Thursday, February 28, 2013

Wide Eyed in the Field: Ben Newman

Ben Newman (AEA) - New York: Bub in The Town of No One (NY Fringe '11), Richard in Henry VI, Pt. III (Wide Eyed Productions at CSC), Tybalt in Romeo and Juliet (Columbia Stages), R.P. McMurphy in One Flew Over the Cuckoo's Nest (WEP), among others. Regional: Kansas City Repertory Theatre, Denver Center Theatre Company, Actors Theatre Kansas City, Riverside Shakespeare Festival. Creator and director of Wide Eyed's NY Fringe '10 hit A World Elsewhere! Arias in the Key of Clown. Performing next as Morris in Blood Knot at Profile Theatre in Portland, OR, where he has recently relocated in order to foster his passion for artistic creation and his love of the outdoors. BA University of Northern Colorado. MFA University of Missouri-Kansas City.
  • You’ve been working on a production of Athol Fugard’s Blood Knot for Profile Theatre in Portland, Oregon. Can you share with us a little bit about the show and your experience working on this production?
Ben Newman as Morris and Don Kenneth Mason as Zach;
Jamie Bosworth Photography
 The play is about two brothers, one black and one mixed race, trying to figure out how to love one another in Apartheid South Africa. Working on this production has been a huge growth experience both as an actor and a human. South African Dialect? Check. Two-hour-two-hander where you never leave stage? Check. Role that the playwright originally wrote for himself? Check. Around 18 monologues for said role? Check. Hugely important subject matter? Check. The list goes on…it’s been an incredible challenge to attack head on and dutifully explore. Fugard’s writing is absolutely beautiful and it’s been a blessing to learn and speak his words. There’s a trap there however, in making those words too precious (something I’m consistently guilty of), and losing good storytelling in the process. This is one of those plays where the same story never gets told twice during the course of the run. Every night is going to be a roller coaster ride, so it’s best to just strap in and enjoy the ride. It has been, and I’m sure, will continue to be, a great lesson in truly listening to your stage partner and remaining as present as possible. I can’t wait!
  • How would you say the Portland theatre community is similar to that of the New York independent theatre community? How did you come about to work with Profile Theatre?
The theatre community in Portland is hugely similar to NY indy theatre.
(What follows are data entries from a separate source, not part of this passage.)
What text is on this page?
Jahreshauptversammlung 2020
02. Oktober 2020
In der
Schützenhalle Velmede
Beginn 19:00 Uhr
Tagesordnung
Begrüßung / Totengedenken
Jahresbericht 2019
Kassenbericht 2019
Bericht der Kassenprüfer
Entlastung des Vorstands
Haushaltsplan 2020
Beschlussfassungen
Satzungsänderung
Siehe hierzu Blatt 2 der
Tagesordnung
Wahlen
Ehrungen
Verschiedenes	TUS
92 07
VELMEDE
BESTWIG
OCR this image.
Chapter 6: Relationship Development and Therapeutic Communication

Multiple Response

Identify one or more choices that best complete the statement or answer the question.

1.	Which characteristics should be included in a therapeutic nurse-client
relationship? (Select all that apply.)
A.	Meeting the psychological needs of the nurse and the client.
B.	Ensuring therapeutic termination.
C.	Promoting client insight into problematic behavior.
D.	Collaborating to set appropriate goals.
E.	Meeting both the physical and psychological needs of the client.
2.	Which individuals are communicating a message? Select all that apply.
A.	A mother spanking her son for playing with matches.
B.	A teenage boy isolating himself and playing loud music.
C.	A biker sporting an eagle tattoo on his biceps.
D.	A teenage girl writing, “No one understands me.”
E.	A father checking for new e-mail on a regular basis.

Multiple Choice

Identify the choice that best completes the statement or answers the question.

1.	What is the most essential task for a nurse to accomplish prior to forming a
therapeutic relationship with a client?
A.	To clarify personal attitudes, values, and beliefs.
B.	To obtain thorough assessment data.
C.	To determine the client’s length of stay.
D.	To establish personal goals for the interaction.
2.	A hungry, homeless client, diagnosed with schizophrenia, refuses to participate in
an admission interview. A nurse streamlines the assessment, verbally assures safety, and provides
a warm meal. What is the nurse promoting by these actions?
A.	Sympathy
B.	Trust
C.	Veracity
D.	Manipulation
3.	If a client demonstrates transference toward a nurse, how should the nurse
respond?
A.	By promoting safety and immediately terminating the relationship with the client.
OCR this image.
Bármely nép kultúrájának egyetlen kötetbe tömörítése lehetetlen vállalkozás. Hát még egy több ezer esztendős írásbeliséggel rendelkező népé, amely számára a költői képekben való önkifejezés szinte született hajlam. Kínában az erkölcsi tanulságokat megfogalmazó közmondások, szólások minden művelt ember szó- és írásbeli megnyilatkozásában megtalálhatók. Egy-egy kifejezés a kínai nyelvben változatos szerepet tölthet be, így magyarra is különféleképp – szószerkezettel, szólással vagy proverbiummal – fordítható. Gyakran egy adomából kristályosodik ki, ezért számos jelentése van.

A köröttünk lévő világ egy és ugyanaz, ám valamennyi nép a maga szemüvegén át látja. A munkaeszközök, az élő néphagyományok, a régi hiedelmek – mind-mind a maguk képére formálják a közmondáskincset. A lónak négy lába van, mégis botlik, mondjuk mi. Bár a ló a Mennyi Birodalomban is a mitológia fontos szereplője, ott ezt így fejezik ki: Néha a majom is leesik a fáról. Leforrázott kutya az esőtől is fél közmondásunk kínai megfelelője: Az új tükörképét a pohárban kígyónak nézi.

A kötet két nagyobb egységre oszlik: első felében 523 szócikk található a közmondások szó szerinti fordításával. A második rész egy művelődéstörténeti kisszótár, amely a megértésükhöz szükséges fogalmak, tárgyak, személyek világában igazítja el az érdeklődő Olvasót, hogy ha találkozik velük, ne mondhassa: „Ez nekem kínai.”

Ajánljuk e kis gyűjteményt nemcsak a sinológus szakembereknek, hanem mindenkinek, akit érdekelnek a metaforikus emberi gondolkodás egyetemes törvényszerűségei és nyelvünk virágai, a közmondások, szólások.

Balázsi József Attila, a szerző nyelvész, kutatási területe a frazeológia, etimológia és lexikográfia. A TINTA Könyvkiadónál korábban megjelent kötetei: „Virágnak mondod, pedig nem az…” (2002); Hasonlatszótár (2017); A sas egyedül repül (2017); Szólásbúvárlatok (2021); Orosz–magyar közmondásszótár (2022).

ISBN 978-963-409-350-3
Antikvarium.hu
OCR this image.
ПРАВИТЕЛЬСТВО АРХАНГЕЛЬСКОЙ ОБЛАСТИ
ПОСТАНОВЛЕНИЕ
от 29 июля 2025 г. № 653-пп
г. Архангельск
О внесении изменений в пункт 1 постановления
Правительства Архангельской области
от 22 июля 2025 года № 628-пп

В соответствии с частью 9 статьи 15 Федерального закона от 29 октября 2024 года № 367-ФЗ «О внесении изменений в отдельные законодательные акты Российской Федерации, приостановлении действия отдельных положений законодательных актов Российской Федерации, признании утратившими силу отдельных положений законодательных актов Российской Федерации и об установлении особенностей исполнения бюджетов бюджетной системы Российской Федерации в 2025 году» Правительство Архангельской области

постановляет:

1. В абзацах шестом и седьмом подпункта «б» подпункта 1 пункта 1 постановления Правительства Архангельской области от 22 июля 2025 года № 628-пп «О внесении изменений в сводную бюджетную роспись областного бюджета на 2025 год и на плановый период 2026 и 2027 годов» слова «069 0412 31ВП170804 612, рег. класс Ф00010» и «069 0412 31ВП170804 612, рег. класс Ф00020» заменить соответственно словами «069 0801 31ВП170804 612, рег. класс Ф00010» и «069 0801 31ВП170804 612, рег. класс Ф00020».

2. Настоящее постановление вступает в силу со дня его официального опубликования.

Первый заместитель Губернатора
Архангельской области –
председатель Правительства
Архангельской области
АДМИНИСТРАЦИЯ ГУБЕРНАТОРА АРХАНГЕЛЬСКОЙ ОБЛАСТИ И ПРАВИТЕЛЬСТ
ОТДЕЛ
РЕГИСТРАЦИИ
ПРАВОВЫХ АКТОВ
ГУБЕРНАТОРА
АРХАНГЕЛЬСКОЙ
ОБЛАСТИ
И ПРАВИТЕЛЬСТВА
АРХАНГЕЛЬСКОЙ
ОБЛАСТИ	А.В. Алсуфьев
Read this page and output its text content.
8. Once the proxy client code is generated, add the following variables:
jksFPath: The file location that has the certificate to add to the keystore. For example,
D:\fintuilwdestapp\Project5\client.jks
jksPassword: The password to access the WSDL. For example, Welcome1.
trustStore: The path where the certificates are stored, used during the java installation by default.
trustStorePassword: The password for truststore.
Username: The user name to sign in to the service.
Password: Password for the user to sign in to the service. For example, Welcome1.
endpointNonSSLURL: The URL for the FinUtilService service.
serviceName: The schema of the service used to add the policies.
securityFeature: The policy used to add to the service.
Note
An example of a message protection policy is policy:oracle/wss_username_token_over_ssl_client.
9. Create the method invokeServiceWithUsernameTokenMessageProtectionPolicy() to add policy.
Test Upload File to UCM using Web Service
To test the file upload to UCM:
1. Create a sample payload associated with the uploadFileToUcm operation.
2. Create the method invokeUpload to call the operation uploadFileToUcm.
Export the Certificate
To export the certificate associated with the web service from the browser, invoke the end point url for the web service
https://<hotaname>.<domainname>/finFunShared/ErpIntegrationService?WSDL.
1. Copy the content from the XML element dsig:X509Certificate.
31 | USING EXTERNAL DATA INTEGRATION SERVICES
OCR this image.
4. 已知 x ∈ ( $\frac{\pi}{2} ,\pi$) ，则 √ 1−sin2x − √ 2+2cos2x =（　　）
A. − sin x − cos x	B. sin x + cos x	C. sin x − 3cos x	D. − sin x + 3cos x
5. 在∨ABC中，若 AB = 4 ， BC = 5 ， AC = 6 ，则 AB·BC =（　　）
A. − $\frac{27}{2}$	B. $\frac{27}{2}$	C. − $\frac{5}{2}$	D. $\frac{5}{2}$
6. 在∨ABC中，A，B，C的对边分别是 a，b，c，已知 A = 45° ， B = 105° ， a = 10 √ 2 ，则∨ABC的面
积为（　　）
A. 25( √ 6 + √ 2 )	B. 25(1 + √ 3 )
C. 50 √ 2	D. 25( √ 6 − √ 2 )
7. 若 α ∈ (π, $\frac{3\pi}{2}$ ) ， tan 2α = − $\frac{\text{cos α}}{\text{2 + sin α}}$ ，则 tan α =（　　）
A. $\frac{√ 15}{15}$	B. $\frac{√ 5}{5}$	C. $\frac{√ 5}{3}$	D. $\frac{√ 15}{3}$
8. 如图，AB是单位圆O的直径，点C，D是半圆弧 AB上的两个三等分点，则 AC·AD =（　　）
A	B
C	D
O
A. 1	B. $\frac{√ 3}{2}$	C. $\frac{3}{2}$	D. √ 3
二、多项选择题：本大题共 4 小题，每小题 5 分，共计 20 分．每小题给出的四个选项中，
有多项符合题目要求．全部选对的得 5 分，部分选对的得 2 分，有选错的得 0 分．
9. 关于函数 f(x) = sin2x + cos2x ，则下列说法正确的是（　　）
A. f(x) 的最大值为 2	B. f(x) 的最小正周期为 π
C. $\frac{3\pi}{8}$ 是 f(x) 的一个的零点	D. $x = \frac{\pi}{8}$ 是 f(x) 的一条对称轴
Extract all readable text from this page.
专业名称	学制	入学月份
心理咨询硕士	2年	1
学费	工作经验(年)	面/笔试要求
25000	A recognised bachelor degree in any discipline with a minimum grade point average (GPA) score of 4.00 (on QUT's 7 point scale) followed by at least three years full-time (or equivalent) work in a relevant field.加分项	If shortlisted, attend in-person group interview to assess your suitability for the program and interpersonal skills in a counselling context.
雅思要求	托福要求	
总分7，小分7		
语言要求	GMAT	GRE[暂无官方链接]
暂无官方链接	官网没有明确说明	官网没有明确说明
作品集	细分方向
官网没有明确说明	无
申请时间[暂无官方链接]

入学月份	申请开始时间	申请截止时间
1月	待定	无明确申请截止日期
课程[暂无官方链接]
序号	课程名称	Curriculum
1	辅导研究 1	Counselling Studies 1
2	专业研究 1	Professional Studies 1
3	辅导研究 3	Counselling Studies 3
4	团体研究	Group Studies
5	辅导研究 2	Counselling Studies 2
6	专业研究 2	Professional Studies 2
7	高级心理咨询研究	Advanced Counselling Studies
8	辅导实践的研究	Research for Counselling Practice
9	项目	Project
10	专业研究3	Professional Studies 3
Portland is filled with tons of great, hard-working, hugely talented artists striving to get their work out there, and willing to do whatever it takes in order to do so. Last week, I learned in conversation that there are 83 theatres in Portland alone. Not bad for a town whose population isn’t even one third of mannyhatty. However, that has some drawbacks as well. With the market being fairly saturated, financial support gets tapped out, and the levels of professionalism suffer across the board. I’m a firm believer in quality over quantity, and it will be interesting to see if Portland’s demand for good theatre can keep up with the number of people wanting to provide it.

Profile Theatre has a new Artistic Director at its helm in Adriana Baer. Adriana and I met when she was in grad school at Columbia and I worked with her on several projects in NY. She was offered this job last spring and when I decided to move to Portland this summer I reached out to her. Luckily enough, she asked me to audition for Blood Knot’s director, and I was offered the role. It’s a great opportunity to introduce myself to the Portland Theatre Community and I’m grateful.
  • What is life like for you out in Oregon? Are you working on any additional projects at the moment? Care to share with us?
I’m still figuring it out. Winter in Portland is pretty tough with all the rain. Weather was a huge factor in my decision to leave NY, so we’ll see if I can tough it out. My main reason for coming to Portland was to be able to marry my love for the outdoors with a theatre lifestyle. I’ve been able to go snowboarding quite a few times throughout the winter, and did a lot of camping, fishing, and golfing in late summer after I moved here. I have a feeling it’s going to be a pretty good fit. Regardless of how much I miss my Wide Eyed family!

As soon as Blood Knot closes, I’m going to Colorado to co-direct a production of Medea at the University of Northern Colorado. Very excited to work on that! Aaaaaand…High Plains, a play that Wide Eyed produced [The Prairie Plays, 2010], has been invited to Edinburgh in August! When I saw the playwright (Brian Watkins) perform this play in NYFringe ’09, I immediately fell in love with it and his writing. Brian called me last fall and told me he wanted to take it to Edinburgh and asked if I’d be interested in taking on the role of Jake. I leapt at the opportunity, and now it’s really happening! We’ll be doing 23 performances in an underground vault space known as Iron Belly. We also just booked some preview performances in NY right before we leave this summer. They’ll be on Sunday, July 28th at 7 and 9pm at Jimmy’s no. 43! Come check it out!